2016 Women's Soccer Season Recap

PHILADELPHIA - Like all the Ivy League programs, the University of Pennsylvania women’s soccer team started its season two weeks behind the rest of the country. In the past, the Quakers tried to couch things by scheduling a few weaker opponents during the first few weeks.

Not second-year head coach Nicole Van Dyke. She decided to put her team’s feet right into the fire against one of traditional powers in the sport, the University of Maryland.

Early returns weren’t promising. In fact, less than 12 minutes in the Terrapins led, 2-0.

Penn would right itself, however. The Quakers would end up outshooting the Terps on the day, 12-5, and got one of the goals back before ultimately falling 3-1 on that opening day. 

Afterward, Maryland coach Ray Leone -- who knows a thing or two about Ivy women’s soccer from his recent stint as Harvard’s head coach -- was effusive in his praise.

“That is going to be a really good team,” he said.

Despite a youth movement, Penn did nothing to diminish those early words.

Amazingly, following that season-opening loss more than two months would pass before the Quakers -- with freshman Kitty Qu in the cage -- gave up another goal in the run of play, totaling more than 1,350 minutes of match action. When the year was over, Penn was 14th nationally in goals-against average, allowing just 10 goals which was the third-fewest in a season in program history. Along the way, the Red and Blue posted eight shutouts.

At the other end, a balanced attack saw 12 different women score as Penn finished the season with 31 goals, the most in one season since 2011 and 12 more than the team netted in each of the previous two campaigns.

It was a recipe that landed the Quakers at 9-3-4 overall, the three losses being the fourth-fewest in a season in the program’s 26-year history. In Ivy play, Penn scrapped its way to a 2-2-3 mark, with the two losses coming in hard-luck fashion – a controversial penalty kick in a 1-0 loss to eventual champion Harvard, and a 1-0 loss to runner-up Columbia in the final minute of overtime.

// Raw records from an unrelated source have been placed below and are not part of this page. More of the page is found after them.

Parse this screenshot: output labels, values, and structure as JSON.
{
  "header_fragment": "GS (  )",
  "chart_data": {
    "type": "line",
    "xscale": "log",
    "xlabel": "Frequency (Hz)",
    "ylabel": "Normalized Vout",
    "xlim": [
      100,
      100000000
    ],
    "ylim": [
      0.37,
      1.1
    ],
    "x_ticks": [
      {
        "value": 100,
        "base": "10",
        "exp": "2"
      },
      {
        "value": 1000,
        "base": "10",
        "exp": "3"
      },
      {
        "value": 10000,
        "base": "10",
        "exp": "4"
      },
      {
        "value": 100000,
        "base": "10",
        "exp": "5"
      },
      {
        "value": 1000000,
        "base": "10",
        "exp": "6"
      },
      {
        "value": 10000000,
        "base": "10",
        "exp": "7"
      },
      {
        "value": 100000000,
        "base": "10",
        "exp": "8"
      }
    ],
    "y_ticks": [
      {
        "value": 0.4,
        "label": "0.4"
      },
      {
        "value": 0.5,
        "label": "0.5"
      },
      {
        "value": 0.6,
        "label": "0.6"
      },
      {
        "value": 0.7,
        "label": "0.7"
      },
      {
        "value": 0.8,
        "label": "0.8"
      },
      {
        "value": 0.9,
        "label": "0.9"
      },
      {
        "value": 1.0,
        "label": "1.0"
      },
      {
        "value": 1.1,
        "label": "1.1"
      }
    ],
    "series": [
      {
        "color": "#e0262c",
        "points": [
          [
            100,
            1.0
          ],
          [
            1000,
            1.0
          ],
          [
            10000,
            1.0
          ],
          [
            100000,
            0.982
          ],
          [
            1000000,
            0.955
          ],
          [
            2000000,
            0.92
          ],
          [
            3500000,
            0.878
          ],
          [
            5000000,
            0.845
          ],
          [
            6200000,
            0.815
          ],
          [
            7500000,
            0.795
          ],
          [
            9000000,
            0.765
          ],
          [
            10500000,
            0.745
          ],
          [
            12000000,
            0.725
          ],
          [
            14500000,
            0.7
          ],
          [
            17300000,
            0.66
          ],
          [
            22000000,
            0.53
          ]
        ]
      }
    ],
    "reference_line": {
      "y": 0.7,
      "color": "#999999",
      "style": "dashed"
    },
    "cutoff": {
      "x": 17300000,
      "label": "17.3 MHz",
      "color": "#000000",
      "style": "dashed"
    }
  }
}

Penn has now had 20 straight seasons with a winning record. In fact, after starting its existence with four-straight sub-.500 records from 1991-94, the Quakers have finished 21 of the last 22 seasons above the .500 mark.

“As a staff, we are incredibly proud of our team, as we accomplished some great things,” said Van Dyke, who has seen her team outshoot its opponent 25 times in 32 matches during her brief tenure in University City. “Their commitment and dedication, both individually and collectively, could be seen from the moment they set foot on campus in August. Winning an Ivy League title and competing in the NCAA Championship will always be our goal, and while we did not achieve that this season, we made drastic improvements both in conference and out of conference. From the final minute of our last game, this team already has its sights set on what more we can do in 2017.”

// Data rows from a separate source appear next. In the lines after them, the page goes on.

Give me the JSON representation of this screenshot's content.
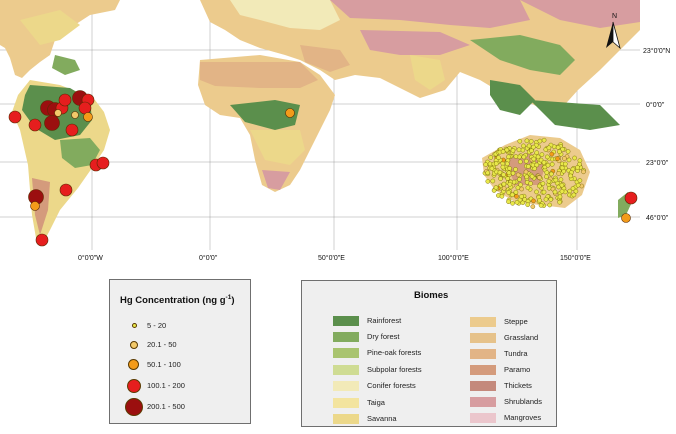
{
  "map": {
    "north_label": "N",
    "longitude_labels": [
      "0°0'0\"W",
      "0°0'0\"",
      "50°0'0\"E",
      "100°0'0\"E",
      "150°0'0\"E"
    ],
    "latitude_labels": [
      "23°0'0\"N",
      "0°0'0\"",
      "23°0'0\"",
      "46°0'0\""
    ]
  },
  "hg_legend": {
    "title": "Hg Concentration (ng g",
    "title_superscript": "-1",
    "title_suffix": ")",
    "classes": [
      {
        "label": "5 - 20",
        "color": "#e8e84a"
      },
      {
        "label": "20.1 - 50",
        "color": "#f2c96a"
      },
      {
        "label": "50.1 - 100",
        "color": "#f39b1a"
      },
      {
        "label": "100.1 - 200",
        "color": "#e61e1e"
      },
      {
        "label": "200.1 - 500",
        "color": "#9b0f0f"
      }
    ]
  },
  "biome_legend": {
    "title": "Biomes",
    "left": [
      {
        "label": "Rainforest",
        "color": "#5b8f4c"
      },
      {
        "label": "Dry forest",
        "color": "#82ab5e"
      },
      {
        "label": "Pine-oak forests",
        "color": "#a9c46f"
      },
      {
        "label": "Subpolar forests",
        "color": "#cfdc93"
      },
      {
        "label": "Conifer forests",
        "color": "#f2eab8"
      },
      {
        "label": "Taiga",
        "color": "#f3e49f"
      },
      {
        "label": "Savanna",
        "color": "#ecd88a"
      }
    ],
    "right": [
      {
        "label": "Steppe",
        "color": "#eccb8d"
      },
      {
        "label": "Grassland",
        "color": "#e6c28a"
      },
      {
        "label": "Tundra",
        "color": "#e2b486"
      },
      {
        "label": "Paramo",
        "color": "#d49b7c"
      },
      {
        "label": "Thickets",
        "color": "#c4897c"
      },
      {
        "label": "Shrublands",
        "color": "#d79da0"
      },
      {
        "label": "Mangroves",
        "color": "#ebc6cc"
      }
    ]
  }
}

Despite its relative youth, this team was resilient. In the three Ivy League draws, all of which ended 1-1, Penn gave up the first goal but collected itself and pulled level. The Quakers also went 5-0-2 in seven road matches. Not bad for a team that had eight freshmen and sophomores start at least nine matches apiece.

Along the way, there were plenty of highlights. The Quakers rebounded from their loss to the Crimson -- which opened the Ivy campaign -- with a 5-0 win at Cornell that was the second-largest Ivy win in program history. The Red and Blue scored at least four goals three other times against non-conference opponents, marking the first time since 2007 a Penn women’s soccer team scored at least four goals in four separate matches.

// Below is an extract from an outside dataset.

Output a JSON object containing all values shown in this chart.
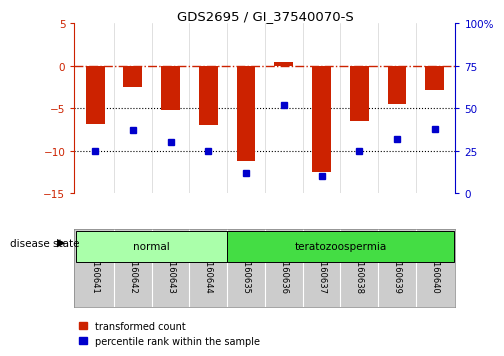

The program will certainly miss this year’s graduating seniors. Olivia Blaber, goalkeeper Carrie Crook, Paige Lombard, Tahirih Nesmith, Lindsey Sawczuk and Riann Winget will leave Penn as the first class to go unbeaten over four years against arch-rival Princeton (2 wins, 2 ties).

Lombard’s career should certainly be noted. A transfer from the University of Miami, she missed the 2014 season due to a preseason injury but more than made up for it over the last two seasons. An anchor on the defense for her entire time wearing the Red and Blue, she was a 2016 second-team All-Region pick by the National Soccer Coaches Association of America (NSCAA); earned first-team All-Ivy both years; and one of 30 candidates nationally for the prestigious Senior CLASS Award this season.

Freshman Emily Sands joined Lombard in earning first-team All-Ivy honors from the Ancient Eight coaches, while freshman Emma Loving and sophomore Allie Trzaska received honorable mention recognition.

If the fact that three of Penn’s All-Ivy players were either freshmen or sophomores isn’t enough to excite fans, there is plenty more. The Quakers’ leading goal-scorer in 2016 was a freshman (Loving, with six). Two players topped the team in points, one a freshman (Sands) and the other a sophomore (Sasha Stephens). Overall, Penn returns women who scored 22 of the team’s 31 goals this season. The defense, meanwhile, loses Lombard and Nesmith, but a nice nucleus returns with Qu fronted by a pair of sophomore two-year starters in Romie Boyd and Cami Nwokedi. Overall, the players expected to return in 2017 played a staggering 80 percent of the minutes in 2016.